Yeni Kürtçü açılım sürecinin henüz bir yere evrildiği yok. İktidarın halkımıza vereceği mutlu haberi bekliyoruz. PKK'nın silah bırakma durumu, farklı siyasi açıklamalar ve belirsizliklerle dolu. Bu süreçte, MHP lideri Bahçeli'nin ifadeleri dikkat çekiyor.
Adını koyamadıkları yeni Kürtçü açılım sürecinin henüz bir yere evrildiği yok. Hep birlikte iktidarın halkımıza vereceği mutlu haberi bekliyoruz. PKK'nın silah bırakma durumu, sadece Apo'nun isteğiyle gerçekleşecek mi? Bu sorunun yanıtı belirsizliğini koruyor. DEM’liler ve Bahçeli'den gelen farklı açıklamalar, sürecin karmaşık yapısını gözler önüne seriyor.
Bir taraftan DEM’liler, diğer taraftan Bahçeli’nin açıklamaları, PKK’nın silah bırakma durumunu netleştirmiyor. “Silah bırakacak” olanların sadece PKK’lılar mı yoksa PYD-YPG de buna dahil mi olduğu belirsiz. Suriye’deki Mazlum Abdi’nin “Bizi kapsamıyor” demesi, tartışmayı daha da karmaşık hale getiriyor.
MHP lideri Bahçeli, PKK’nın silah bırakma sürecine itiraz etti. “YPG’nin çağrıdan muaf olduğunu iddia etmesi, çatlak ses çıkaranların bu mesnetsiz görüşü bir plan dahilinde paylaşması, kurucu önderliğin doğasıyla çelişkilidir” dedi. Bahçeli’nin bu ifadeleri, PKK’nın kurucu önderliğine atıfta bulunarak, muhalefeti eleştiriyor.
Bahçeli’nin kullandığı “kurucu önderlik” kavramı, PKK kurucusunun bizzat kendi ağzından çıkan bir terim. Bu jargon, PYD’li Abdi’nin söyledikleriyle çelişiyor. Bahçeli’nin bu açıklamaları, siyasi tartışmaların derinleşmesine neden oluyor.
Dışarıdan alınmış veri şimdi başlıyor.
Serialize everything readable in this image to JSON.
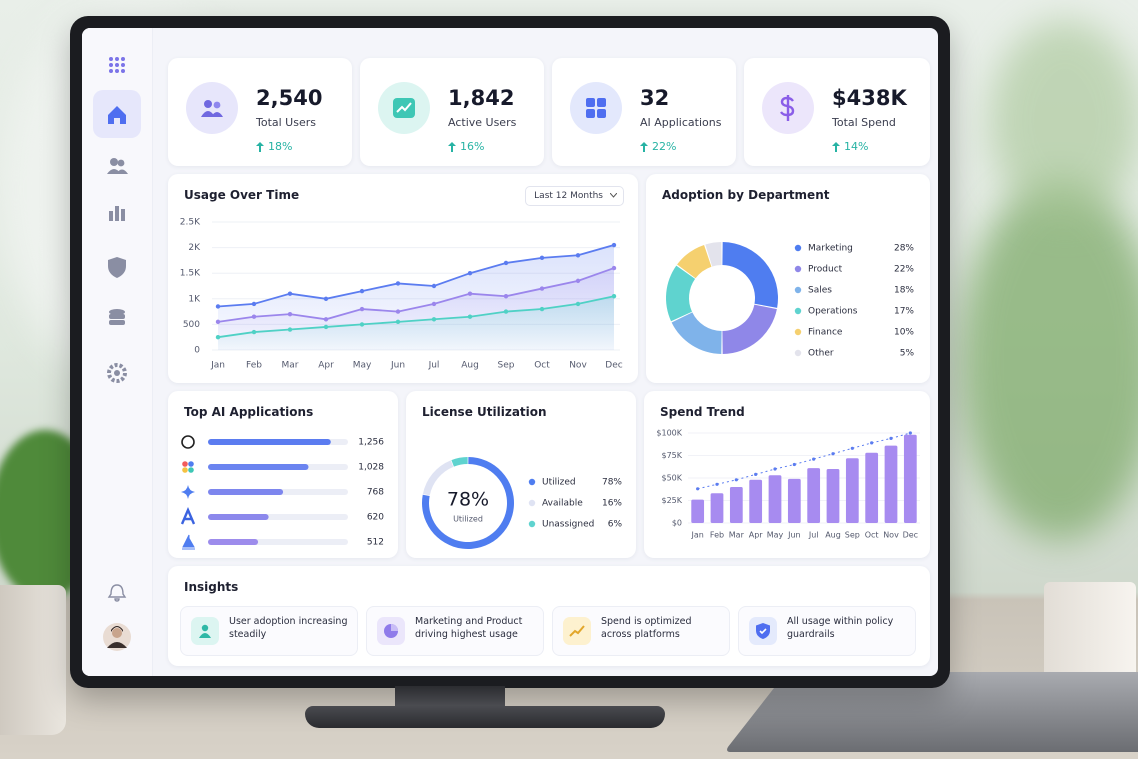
{
  "kpis": [
    {
      "value": "2,540",
      "label": "Total Users",
      "change": "18%"
    },
    {
      "value": "1,842",
      "label": "Active Users",
      "change": "16%"
    },
    {
      "value": "32",
      "label": "AI Applications",
      "change": "22%"
    },
    {
      "value": "$438K",
      "label": "Total Spend",
      "change": "14%"
    }
  ],
  "usage_over_time": {
    "type": "line",
    "title": "Usage Over Time",
    "range_selector": "Last 12 Months",
    "categories": [
      "Jan",
      "Feb",
      "Mar",
      "Apr",
      "May",
      "Jun",
      "Jul",
      "Aug",
      "Sep",
      "Oct",
      "Nov",
      "Dec"
    ],
    "series": [
      {
        "color": "#5b7cf0",
        "values": [
          850,
          900,
          1100,
          1000,
          1150,
          1300,
          1250,
          1500,
          1700,
          1800,
          1850,
          2050
        ]
      },
      {
        "color": "#9b86ec",
        "values": [
          550,
          650,
          700,
          600,
          800,
          750,
          900,
          1100,
          1050,
          1200,
          1350,
          1600
        ]
      },
      {
        "color": "#4fd1c5",
        "values": [
          250,
          350,
          400,
          450,
          500,
          550,
          600,
          650,
          750,
          800,
          900,
          1050
        ]
      }
    ],
    "ylim": [
      0,
      2500
    ],
    "yticks": [
      0,
      500,
      {
        "value": 1000,
        "label": "1K"
      },
      {
        "value": 1500,
        "label": "1.5K"
      },
      {
        "value": 2000,
        "label": "2K"
      },
      {
        "value": 2500,
        "label": "2.5K"
      }
    ],
    "grid": true,
    "area": true
  },
  "adoption_by_department": {
    "type": "donut",
    "title": "Adoption by Department",
    "categories": [
      "Marketing",
      "Product",
      "Sales",
      "Operations",
      "Finance",
      "Other"
    ],
    "values": [
      28,
      22,
      18,
      17,
      10,
      5
    ],
    "value_labels": [
      "28%",
      "22%",
      "18%",
      "17%",
      "10%",
      "5%"
    ],
    "colors": [
      "#4f7df0",
      "#8f87e8",
      "#7fb3ea",
      "#5fd3cf",
      "#f5d06f",
      "#e3e3ec"
    ]
  },
  "top_ai_applications": {
    "type": "bar",
    "title": "Top AI Applications",
    "values": [
      1256,
      1028,
      768,
      620,
      512
    ],
    "value_labels": [
      "1,256",
      "1,028",
      "768",
      "620",
      "512"
    ],
    "colors": [
      "#5b7cf0",
      "#6b84f0",
      "#7d86ee",
      "#8c88ec",
      "#9d8cec"
    ]
  },
  "license_utilization": {
    "type": "donut",
    "title": "License Utilization",
    "categories": [
      "Utilized",
      "Available",
      "Unassigned"
    ],
    "values": [
      78,
      16,
      6
    ],
    "value_labels": [
      "78%",
      "16%",
      "6%"
    ],
    "colors": [
      "#4f7df0",
      "#dfe3f3",
      "#5fd3cf"
    ]
  },
  "spend_trend": {
    "type": "bar",
    "title": "Spend Trend",
    "categories": [
      "Jan",
      "Feb",
      "Mar",
      "Apr",
      "May",
      "Jun",
      "Jul",
      "Aug",
      "Sep",
      "Oct",
      "Nov",
      "Dec"
    ],
    "series": [
      {
        "type": "bar",
        "color": "#a78bf0",
        "values": [
          26000,
          33000,
          40000,
          48000,
          53000,
          49000,
          61000,
          60000,
          72000,
          78000,
          86000,
          98000
        ]
      },
      {
        "type": "line",
        "color": "#5b7cf0",
        "dashed": true,
        "values": [
          38000,
          43000,
          48000,
          54000,
          60000,
          65000,
          71000,
          77000,
          83000,
          89000,
          94000,
          100000
        ]
      }
    ],
    "ylim": [
      0,
      100000
    ],
    "yticks": [
      {
        "value": 0,
        "label": "$0"
      },
      {
        "value": 25000,
        "label": "$25K"
      },
      {
        "value": 50000,
        "label": "$50K"
      },
      {
        "value": 75000,
        "label": "$75K"
      },
      {
        "value": 100000,
        "label": "$100K"
      }
    ]
  },
  "insights": {
    "title": "Insights",
    "items": [
      "User adoption increasing steadily",
      "Marketing and Product driving highest usage",
      "Spend is optimized across platforms",
      "All usage within policy guardrails"
    ]
  }
}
Suriye’de özerk bir yönetim kurulması planlanıyor. Mazlum Abdi, Amerika’nın biricik ortağı olarak, yıllardır eğittiği ve donattığı bir yapı oluşturdu. Türkiye’nin bu durumu göz ardı etmesi, sorun çözme çabalarını olumsuz etkiliyor. İktidar, PKK’nın silah bırakmasını sağlarken, Suriye’nin kuzeyinde yeni bir özerk yapı kurma hedefinde.
Türkiye’yi yönetenlerin, Osmanlı sonrası coğrafyadaki toprak paylaşımlarını tecrübe etmiş gibi davranması, durumu daha da karmaşık hale getiriyor. İktidar, terörist Apo’yu köy ağası gibi göstererek, PKK’lıların silahlarını bırakmasını bekliyor. Ancak bu basit mantık, gerçeği yansıtmıyor.
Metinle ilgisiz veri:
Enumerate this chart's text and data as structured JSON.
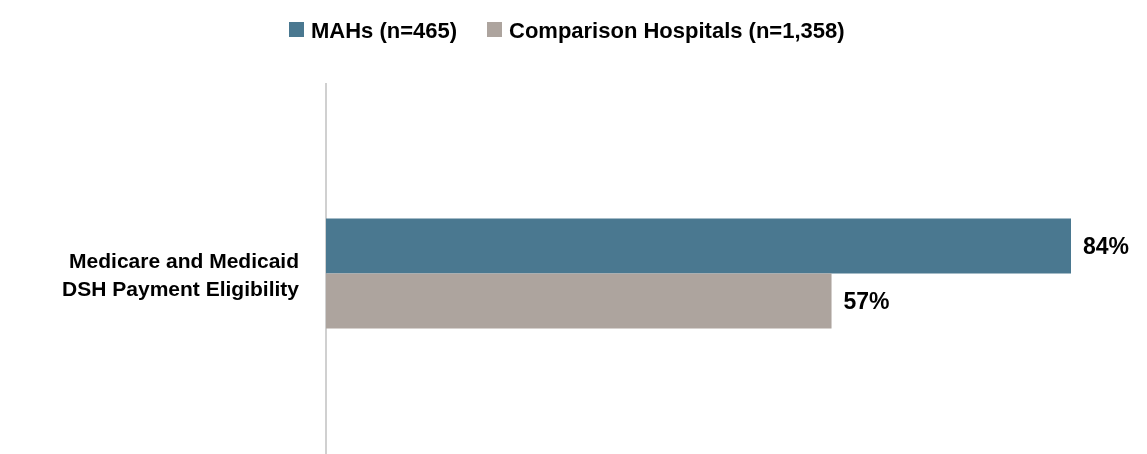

Günün sonunda, emperyalizmin amaçlarından vazgeçmediğini görmek, Türkiye’deki siyasi aklın Atatürkçü olmadığını gösteriyor. Anayasa’da Türk kimliğinin tartışılması ve Osmanlı’daki millet sisteminin yeniden kurulması önerileri, tarihi cehaleti gözler önüne seriyor. Osmanlı’daki millet sistemi, dini kimlikler üzerinden şekillenmişti.
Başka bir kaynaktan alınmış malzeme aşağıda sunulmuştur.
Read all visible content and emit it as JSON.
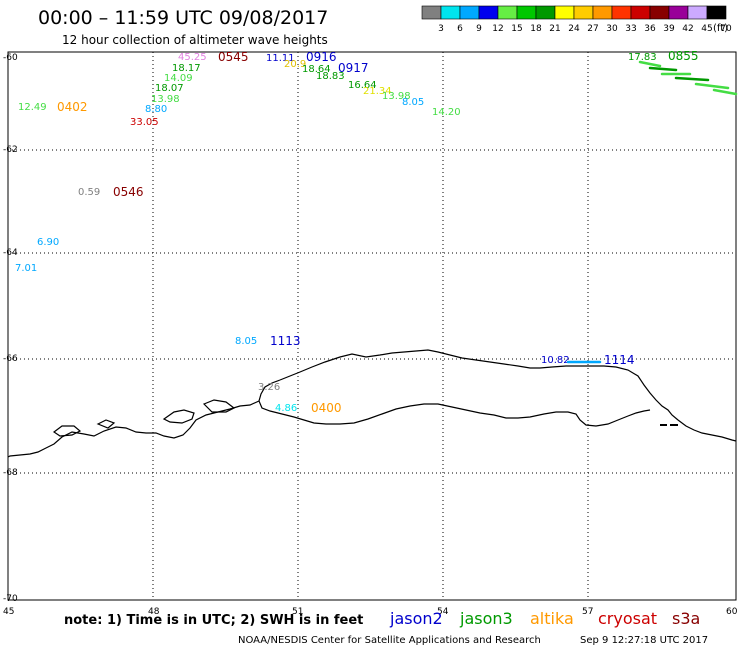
{
  "header": {
    "title": "00:00 – 11:59 UTC 09/08/2017",
    "subtitle": "12 hour collection of altimeter wave heights"
  },
  "legend": {
    "bins": [
      {
        "label": "3",
        "color": "#808080"
      },
      {
        "label": "6",
        "color": "#00e5ee"
      },
      {
        "label": "9",
        "color": "#00a8ff"
      },
      {
        "label": "12",
        "color": "#0000ee"
      },
      {
        "label": "15",
        "color": "#66ee44"
      },
      {
        "label": "18",
        "color": "#00c800"
      },
      {
        "label": "21",
        "color": "#009900"
      },
      {
        "label": "24",
        "color": "#ffff00"
      },
      {
        "label": "27",
        "color": "#ffcc00"
      },
      {
        "label": "30",
        "color": "#ff9900"
      },
      {
        "label": "33",
        "color": "#ff3300"
      },
      {
        "label": "36",
        "color": "#cc0000"
      },
      {
        "label": "39",
        "color": "#880000"
      },
      {
        "label": "42",
        "color": "#990099"
      },
      {
        "label": "45",
        "color": "#ccaaff"
      },
      {
        "label": "70",
        "color": "#000000"
      }
    ],
    "unit": "(ft)"
  },
  "axes": {
    "lat_labels": [
      "-60",
      "-62",
      "-64",
      "-66",
      "-68",
      "-70"
    ],
    "lon_labels": [
      "45",
      "48",
      "51",
      "54",
      "57",
      "60"
    ]
  },
  "observations": [
    {
      "text": "45.25",
      "color": "#e080e0"
    },
    {
      "text": "0545",
      "color": "#880000"
    },
    {
      "text": "11.11",
      "color": "#0000cc"
    },
    {
      "text": "0916",
      "color": "#0000cc"
    },
    {
      "text": "20.9",
      "color": "#e0c000"
    },
    {
      "text": "18.17",
      "color": "#009900"
    },
    {
      "text": "14.09",
      "color": "#44dd44"
    },
    {
      "text": "18.07",
      "color": "#009900"
    },
    {
      "text": "13.98",
      "color": "#44dd44"
    },
    {
      "text": "8.80",
      "color": "#00a8ff"
    },
    {
      "text": "33.05",
      "color": "#cc0000"
    },
    {
      "text": "12.49",
      "color": "#44dd44"
    },
    {
      "text": "0402",
      "color": "#ff9900"
    },
    {
      "text": "18.64",
      "color": "#009900"
    },
    {
      "text": "0917",
      "color": "#0000cc"
    },
    {
      "text": "18.83",
      "color": "#009900"
    },
    {
      "text": "16.64",
      "color": "#009900"
    },
    {
      "text": "21.34",
      "color": "#e0e000"
    },
    {
      "text": "13.98",
      "color": "#44dd44"
    },
    {
      "text": "8.05",
      "color": "#00a8ff"
    },
    {
      "text": "14.20",
      "color": "#44dd44"
    },
    {
      "text": "17.83",
      "color": "#009900"
    },
    {
      "text": "0855",
      "color": "#009900"
    },
    {
      "text": "0.59",
      "color": "#808080"
    },
    {
      "text": "0546",
      "color": "#880000"
    },
    {
      "text": "6.90",
      "color": "#00a8ff"
    },
    {
      "text": "7.01",
      "color": "#00a8ff"
    },
    {
      "text": "8.05",
      "color": "#00a8ff"
    },
    {
      "text": "1113",
      "color": "#0000cc"
    },
    {
      "text": "10.82",
      "color": "#0000cc"
    },
    {
      "text": "1114",
      "color": "#0000cc"
    },
    {
      "text": "3.26",
      "color": "#808080"
    },
    {
      "text": "4.86",
      "color": "#00e5ee"
    },
    {
      "text": "0400",
      "color": "#ff9900"
    }
  ],
  "satellites": [
    {
      "name": "jason2",
      "color": "#0000cc"
    },
    {
      "name": "jason3",
      "color": "#009900"
    },
    {
      "name": "altika",
      "color": "#ff9900"
    },
    {
      "name": "cryosat",
      "color": "#cc0000"
    },
    {
      "name": "s3a",
      "color": "#880000"
    }
  ],
  "footer": {
    "note": "note: 1) Time is in UTC; 2) SWH is in feet",
    "credit": "NOAA/NESDIS Center for Satellite Applications and Research",
    "timestamp": "Sep  9 12:27:18 UTC 2017"
  }
}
Bugünkü Suriye, ağır bedeller ödeyerek geri çekildiğimiz bir coğrafya. Millet sistemi, Irak ve Suriye’deki durumu da etkiliyor. Kurtuluş, milliyetçilikle mümkün oldu. TBMM’nin kurulması ve Cumhuriyetin ilanı, milliyetçi bir anlayışla gerçekleşti. Bu bağlamda, milletçe bağlı olduğumuz tek önderlik, milliyetçilik anlayışıdır.